STF barra CPMI do INSS, mas mantém inquérito das fake news e gera críticas por contradição

Especialistas dizem que situação ‘reforça questionamentos sobre simetria institucional’ e pode alimentar críticas à atuação da corte

  • STF rejeita prorrogação da CPMI do INSS, mas mantém inquérito das fake news.
  • Ministros argumentam que o poder investigativo do Congresso é limitado e deve ter prazo e escopo definidos.
  • Críticas surgem sobre a aparente contradição entre as investigações no Congresso e no STF, levantando questionamentos sobre simetria institucional.
  • Especialistas destacam que a Constituição estabelece regras diferentes para CPIs e inquéritos judiciais, embora a percepção de incoerência possa impactar a confiança no Judiciário.

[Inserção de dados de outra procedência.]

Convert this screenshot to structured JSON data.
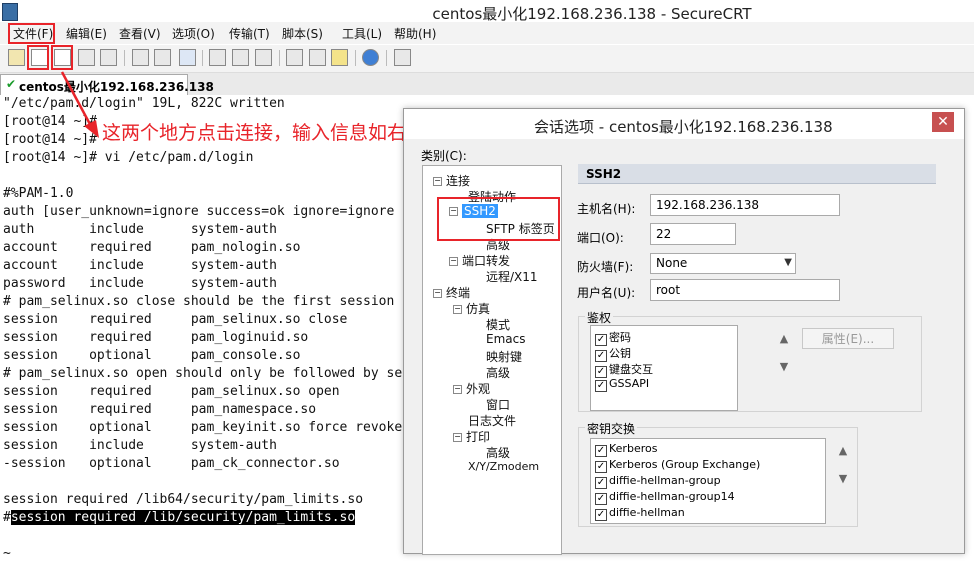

A resistência da maioria dos ministros do STF (Supremo Tribunal Federal) à prorrogação da CPMI do INSS expôs uma aparente contradição no posicionamento da corte. Apesar de o tribunal rejeitar a ampliação do prazo de uma investigação conduzida pelo Congresso, ao longo dos últimos anos houve sucessivas prorrogações do inquérito das fake news dentro do próprio Supremo.

A CPMI do INSS, instalada em agosto de 2025, investigou até a última semana fraudes bilionárias envolvendo descontos irregulares em benefícios de aposentados e pensionistas. E o inquérito das fake news foi aberto em 2019 para apurar ameaças e ataques à corte e segue em andamento até hoje.